Barrios has successfully shown that his plea was not intelligent because he never reviewed the elements of robbery with Young. Young admitted to that fact, although the magistrate judge didn’t find his testimony credible. This is the only credibility determination we see in the magistrate’s discussion of the intelligence of the plea. Even assuming that the magistrate’s credibility determination was correct in this respect, there is no persuasive evidence contradicting Barrios’s averments. As acknowledged by the magistrate, Barrios provided a plausible explanation for signing the plea form and responding in the affirmative at the plea hearing. The magistrate’s speculations that Barrios knew the elements of robbery because of his previous conviction, his contact with the public defender and Young’s paralegals, and the fact that he was present at the preliminary hearing, find no support in the record. And Barrios took the first opportunity he had, in the Notice of Appeal and Request for Certificate of Probable Cause, to allege that his plea was not intelligent because Young never reviewed the elements of robbery with him.

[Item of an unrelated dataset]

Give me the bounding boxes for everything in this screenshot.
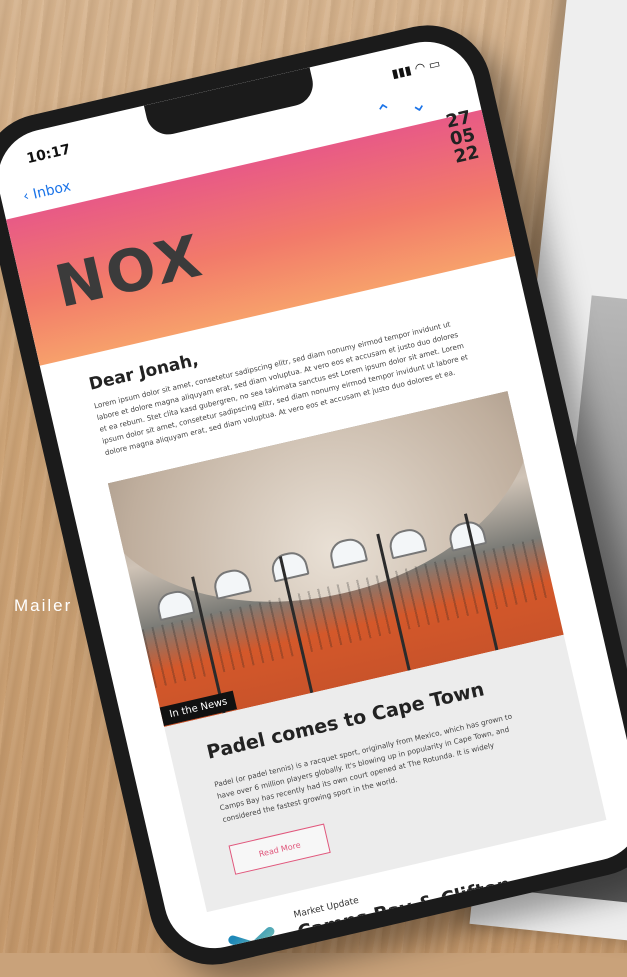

2. Because we find that Barrios’s plea was not intelligent, we need not reach Barrios’s claim that his plea was not voluntary.
3. Barrios also asks us to expand the certificate of appealability and reconsider his claim of ineffective assistance of counsel. We decline to do so.
REVERSED and REMANDED with instructions to grant the writ, conditioned on the state’s decision to try Barrios. The state has ninety days from the district court’s grant of the writ to make that decision.
This disposition is not appropriate for publication and is not precedent except as provided by Ninth Circuit Rule 36-3.